Nous limitons la mesure du true peak aux 10 premières secondes du fichier afin de garder une latence raisonnable sur les fichiers longs.
Étape 5 : Mid/Side et largeur stéréo
Cette partie est presque trop simple :
for (let i = 0; i < n; i++) {
mid[i] = (left[i] + right[i]) * 0.5;
side[i] = (left[i] - right[i]) * 0.5;
}
rms(side) / rms(mid) vous donne un ratio de largeur. Mettez-le à l’échelle et clampez-le entre 0 et 1 pour l’affichage. Nous calculons également la corrélation de Pearson entre les canaux gauche et droit bruts :
const correlation = (sumProduct - n * meanL * meanR) / Math.sqrt(denL * denR);
Une corrélation inférieure à -0,05, c’est le signal « votre mix va perdre des éléments en mono ». C’est ce qui attrape le canal inversé en phase et l’image trop élargie.
Étape 6 : Analyse spectrale
Pour l’équilibre tonal, il nous faut un spectre de magnitude. Recette standard :
- Fenêtrez 4096 échantillons avec une fenêtre de Hann.
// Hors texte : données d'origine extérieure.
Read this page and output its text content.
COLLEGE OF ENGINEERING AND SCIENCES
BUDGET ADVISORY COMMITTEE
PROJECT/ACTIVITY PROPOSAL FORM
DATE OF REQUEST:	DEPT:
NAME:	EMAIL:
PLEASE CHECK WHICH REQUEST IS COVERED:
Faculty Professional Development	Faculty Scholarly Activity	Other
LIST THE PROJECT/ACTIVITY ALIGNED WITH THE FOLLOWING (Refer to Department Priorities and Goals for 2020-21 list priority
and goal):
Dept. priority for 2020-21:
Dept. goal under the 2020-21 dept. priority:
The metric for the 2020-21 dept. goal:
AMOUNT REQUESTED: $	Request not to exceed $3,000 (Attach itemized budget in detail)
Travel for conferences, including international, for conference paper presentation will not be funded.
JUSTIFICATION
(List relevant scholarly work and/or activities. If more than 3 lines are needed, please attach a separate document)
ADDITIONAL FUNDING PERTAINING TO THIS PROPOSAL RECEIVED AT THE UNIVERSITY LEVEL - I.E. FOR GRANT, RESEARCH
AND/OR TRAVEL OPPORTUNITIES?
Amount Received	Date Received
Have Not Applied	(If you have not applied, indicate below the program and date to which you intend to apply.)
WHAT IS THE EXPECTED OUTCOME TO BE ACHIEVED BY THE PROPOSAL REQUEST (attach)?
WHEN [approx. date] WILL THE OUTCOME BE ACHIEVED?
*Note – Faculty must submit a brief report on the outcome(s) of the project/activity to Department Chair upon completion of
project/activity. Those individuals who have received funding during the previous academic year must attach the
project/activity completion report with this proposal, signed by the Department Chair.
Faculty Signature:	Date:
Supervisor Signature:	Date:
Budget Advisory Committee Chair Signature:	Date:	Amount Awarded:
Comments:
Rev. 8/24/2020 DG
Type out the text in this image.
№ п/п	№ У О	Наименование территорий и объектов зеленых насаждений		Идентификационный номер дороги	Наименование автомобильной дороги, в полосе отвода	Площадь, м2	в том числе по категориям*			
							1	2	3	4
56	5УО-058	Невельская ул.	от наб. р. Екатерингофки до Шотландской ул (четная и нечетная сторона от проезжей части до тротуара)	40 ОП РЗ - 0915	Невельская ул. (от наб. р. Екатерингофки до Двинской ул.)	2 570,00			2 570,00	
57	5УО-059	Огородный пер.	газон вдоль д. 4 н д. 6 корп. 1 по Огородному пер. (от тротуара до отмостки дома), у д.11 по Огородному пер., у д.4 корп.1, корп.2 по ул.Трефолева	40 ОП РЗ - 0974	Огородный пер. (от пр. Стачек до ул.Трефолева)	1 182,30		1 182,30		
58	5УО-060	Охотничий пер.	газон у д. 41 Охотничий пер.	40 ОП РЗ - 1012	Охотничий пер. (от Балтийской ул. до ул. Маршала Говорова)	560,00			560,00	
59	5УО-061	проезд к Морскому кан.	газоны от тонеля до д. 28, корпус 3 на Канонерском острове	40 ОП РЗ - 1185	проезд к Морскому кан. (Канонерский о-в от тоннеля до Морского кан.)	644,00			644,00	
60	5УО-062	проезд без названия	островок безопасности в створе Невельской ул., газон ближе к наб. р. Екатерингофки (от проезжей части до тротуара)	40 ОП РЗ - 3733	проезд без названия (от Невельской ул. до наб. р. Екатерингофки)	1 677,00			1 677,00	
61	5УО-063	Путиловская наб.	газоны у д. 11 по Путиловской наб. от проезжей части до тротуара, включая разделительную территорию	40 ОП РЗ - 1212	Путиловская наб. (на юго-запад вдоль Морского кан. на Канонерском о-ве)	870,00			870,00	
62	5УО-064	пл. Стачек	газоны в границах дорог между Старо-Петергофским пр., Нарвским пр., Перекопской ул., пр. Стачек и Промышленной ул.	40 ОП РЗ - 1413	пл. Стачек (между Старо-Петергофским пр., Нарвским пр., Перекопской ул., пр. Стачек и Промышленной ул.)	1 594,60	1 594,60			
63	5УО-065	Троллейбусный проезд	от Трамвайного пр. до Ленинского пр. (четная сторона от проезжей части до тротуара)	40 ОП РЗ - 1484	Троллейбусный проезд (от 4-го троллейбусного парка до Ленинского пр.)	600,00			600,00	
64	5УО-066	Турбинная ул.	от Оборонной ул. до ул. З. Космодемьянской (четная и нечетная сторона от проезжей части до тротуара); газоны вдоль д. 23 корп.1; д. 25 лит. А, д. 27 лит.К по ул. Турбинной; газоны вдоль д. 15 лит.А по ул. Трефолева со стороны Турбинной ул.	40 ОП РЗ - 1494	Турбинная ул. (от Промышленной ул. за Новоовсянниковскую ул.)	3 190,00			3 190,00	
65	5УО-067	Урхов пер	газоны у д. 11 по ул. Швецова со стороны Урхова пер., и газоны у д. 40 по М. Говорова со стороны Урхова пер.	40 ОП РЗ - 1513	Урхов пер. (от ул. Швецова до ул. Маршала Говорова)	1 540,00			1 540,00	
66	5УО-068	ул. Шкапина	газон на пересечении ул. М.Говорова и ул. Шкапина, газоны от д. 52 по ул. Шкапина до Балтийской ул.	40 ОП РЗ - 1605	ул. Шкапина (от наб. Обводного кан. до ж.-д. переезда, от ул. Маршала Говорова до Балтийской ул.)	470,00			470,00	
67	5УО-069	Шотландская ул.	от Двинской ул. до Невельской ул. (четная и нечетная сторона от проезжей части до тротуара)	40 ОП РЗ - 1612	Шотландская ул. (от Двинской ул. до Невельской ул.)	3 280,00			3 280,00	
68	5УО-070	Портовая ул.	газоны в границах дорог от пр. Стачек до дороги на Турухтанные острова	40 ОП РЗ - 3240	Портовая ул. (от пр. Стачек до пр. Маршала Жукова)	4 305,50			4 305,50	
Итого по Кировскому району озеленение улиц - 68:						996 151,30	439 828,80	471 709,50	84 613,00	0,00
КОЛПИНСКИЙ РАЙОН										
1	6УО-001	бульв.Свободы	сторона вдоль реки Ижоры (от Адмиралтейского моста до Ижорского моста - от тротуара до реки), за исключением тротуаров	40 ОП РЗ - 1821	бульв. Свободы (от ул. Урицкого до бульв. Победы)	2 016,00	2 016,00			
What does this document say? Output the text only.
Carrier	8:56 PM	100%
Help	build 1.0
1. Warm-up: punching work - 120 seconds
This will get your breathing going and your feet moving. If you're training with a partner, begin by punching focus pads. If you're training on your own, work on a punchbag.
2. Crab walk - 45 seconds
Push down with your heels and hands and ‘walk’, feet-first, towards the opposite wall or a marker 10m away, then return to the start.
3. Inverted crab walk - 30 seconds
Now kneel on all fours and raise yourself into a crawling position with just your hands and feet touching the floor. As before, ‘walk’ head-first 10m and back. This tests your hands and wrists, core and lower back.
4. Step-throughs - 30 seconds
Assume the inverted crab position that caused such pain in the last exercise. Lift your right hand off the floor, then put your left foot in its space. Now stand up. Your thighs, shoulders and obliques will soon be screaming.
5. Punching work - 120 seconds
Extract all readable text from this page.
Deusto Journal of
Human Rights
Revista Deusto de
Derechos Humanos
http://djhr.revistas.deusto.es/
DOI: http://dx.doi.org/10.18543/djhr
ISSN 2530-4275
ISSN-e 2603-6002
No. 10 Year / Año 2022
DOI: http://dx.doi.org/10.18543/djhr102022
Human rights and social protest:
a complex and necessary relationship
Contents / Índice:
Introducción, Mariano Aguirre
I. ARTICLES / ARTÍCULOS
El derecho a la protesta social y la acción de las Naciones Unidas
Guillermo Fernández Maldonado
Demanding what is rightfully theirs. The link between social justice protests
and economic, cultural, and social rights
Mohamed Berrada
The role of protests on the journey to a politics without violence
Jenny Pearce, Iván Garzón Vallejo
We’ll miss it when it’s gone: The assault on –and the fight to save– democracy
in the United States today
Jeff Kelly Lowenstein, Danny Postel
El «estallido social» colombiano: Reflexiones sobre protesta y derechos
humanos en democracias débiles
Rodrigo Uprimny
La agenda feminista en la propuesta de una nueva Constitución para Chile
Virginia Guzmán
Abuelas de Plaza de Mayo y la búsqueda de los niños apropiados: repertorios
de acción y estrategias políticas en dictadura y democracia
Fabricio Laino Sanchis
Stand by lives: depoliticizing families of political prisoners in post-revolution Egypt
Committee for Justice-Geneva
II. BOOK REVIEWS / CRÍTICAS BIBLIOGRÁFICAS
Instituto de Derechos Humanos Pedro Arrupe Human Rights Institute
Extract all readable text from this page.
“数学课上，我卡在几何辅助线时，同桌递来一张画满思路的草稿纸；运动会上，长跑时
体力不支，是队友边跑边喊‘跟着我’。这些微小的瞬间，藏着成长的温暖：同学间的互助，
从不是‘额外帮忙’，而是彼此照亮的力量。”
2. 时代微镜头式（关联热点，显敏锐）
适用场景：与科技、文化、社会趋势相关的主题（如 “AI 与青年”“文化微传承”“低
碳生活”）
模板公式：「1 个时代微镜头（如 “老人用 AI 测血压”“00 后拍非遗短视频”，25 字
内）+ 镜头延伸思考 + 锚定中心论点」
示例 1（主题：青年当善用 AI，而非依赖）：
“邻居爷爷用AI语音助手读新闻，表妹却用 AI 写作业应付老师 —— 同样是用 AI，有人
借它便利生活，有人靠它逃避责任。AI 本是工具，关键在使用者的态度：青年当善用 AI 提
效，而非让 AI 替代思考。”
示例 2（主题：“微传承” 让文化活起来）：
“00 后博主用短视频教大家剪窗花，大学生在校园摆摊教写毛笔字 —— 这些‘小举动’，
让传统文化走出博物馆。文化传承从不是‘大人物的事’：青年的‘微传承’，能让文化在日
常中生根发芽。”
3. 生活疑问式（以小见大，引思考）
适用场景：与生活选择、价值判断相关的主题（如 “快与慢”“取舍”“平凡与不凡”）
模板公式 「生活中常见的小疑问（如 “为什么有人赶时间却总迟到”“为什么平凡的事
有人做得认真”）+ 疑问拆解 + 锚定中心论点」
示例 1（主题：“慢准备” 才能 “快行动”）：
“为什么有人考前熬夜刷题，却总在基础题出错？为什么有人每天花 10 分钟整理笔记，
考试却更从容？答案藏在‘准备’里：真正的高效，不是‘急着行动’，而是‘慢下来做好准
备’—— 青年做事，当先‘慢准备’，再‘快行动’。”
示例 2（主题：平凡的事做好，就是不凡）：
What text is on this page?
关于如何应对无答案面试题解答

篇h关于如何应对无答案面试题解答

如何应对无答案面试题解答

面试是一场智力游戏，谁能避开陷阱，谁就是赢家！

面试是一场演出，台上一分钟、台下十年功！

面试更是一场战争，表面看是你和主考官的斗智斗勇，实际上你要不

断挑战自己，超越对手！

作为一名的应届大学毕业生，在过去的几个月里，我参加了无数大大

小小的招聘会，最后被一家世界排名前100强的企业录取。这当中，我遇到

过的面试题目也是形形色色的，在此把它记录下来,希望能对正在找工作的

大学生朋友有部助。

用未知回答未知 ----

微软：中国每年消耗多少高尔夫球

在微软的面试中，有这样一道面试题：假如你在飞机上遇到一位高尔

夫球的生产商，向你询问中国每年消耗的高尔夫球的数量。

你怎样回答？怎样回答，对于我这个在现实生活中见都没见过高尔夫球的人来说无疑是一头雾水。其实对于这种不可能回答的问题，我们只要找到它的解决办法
- Faites tourner une FFT radix-2 Cooley-Tukey.
- Prenez
|X[k]|pour la moitié inférieure. - Overlap-add la trame suivante (50 % de recouvrement).
- Moyennez sur les trames.
La FFT elle-même fait ~30 lignes de JS vanilla. On ne s’embête pas avec une librairie :
function fft(real: Float32Array, imag: Float32Array): void {
const n = real.length;
// bit reversal permutation
// butterfly stages
}
Pour une FFT de 4096 points sur 10 secondes d’audio à 48 kHz, vous traitez ~234 trames. Sur une machine moderne, c’est bien en deçà de 50 ms.
À partir du spectre de magnitude moyenné, nous dérivons :
- Centroïde spectral : la fréquence moyenne pondérée par la magnitude. Correspond à la brillance perçue.
- Rolloff spectral (85 %) : la fréquence en dessous de laquelle se situe 85 % de l’énergie totale. Une seconde lecture de la brillance.
- Platitude spectrale (flatness) : moyenne géométrique sur moyenne arithmétique. Proche de 1 = de type bruit, proche de 0 = tonal.
- Énergies par bande : magnitude intégrée dans 20–60, 60–200, 200–500, 500–2k, 2k–4k, 4k–8k, 8k–16k.
À partir des énergies par bande, le score de harshness est presence_band / mean(neighbour_bands). Tout ce qui dépasse nettement 1 signifie que la bande 2–4 kHz est plus chaude que ses voisines : le mordant qui fatigue les auditeurs.
Étape 7 : La lecture en langage clair
C’est là que la plupart des outils d’analyse s’arrêtent. On vous donne des chiffres et vous êtes censé savoir quoi en faire.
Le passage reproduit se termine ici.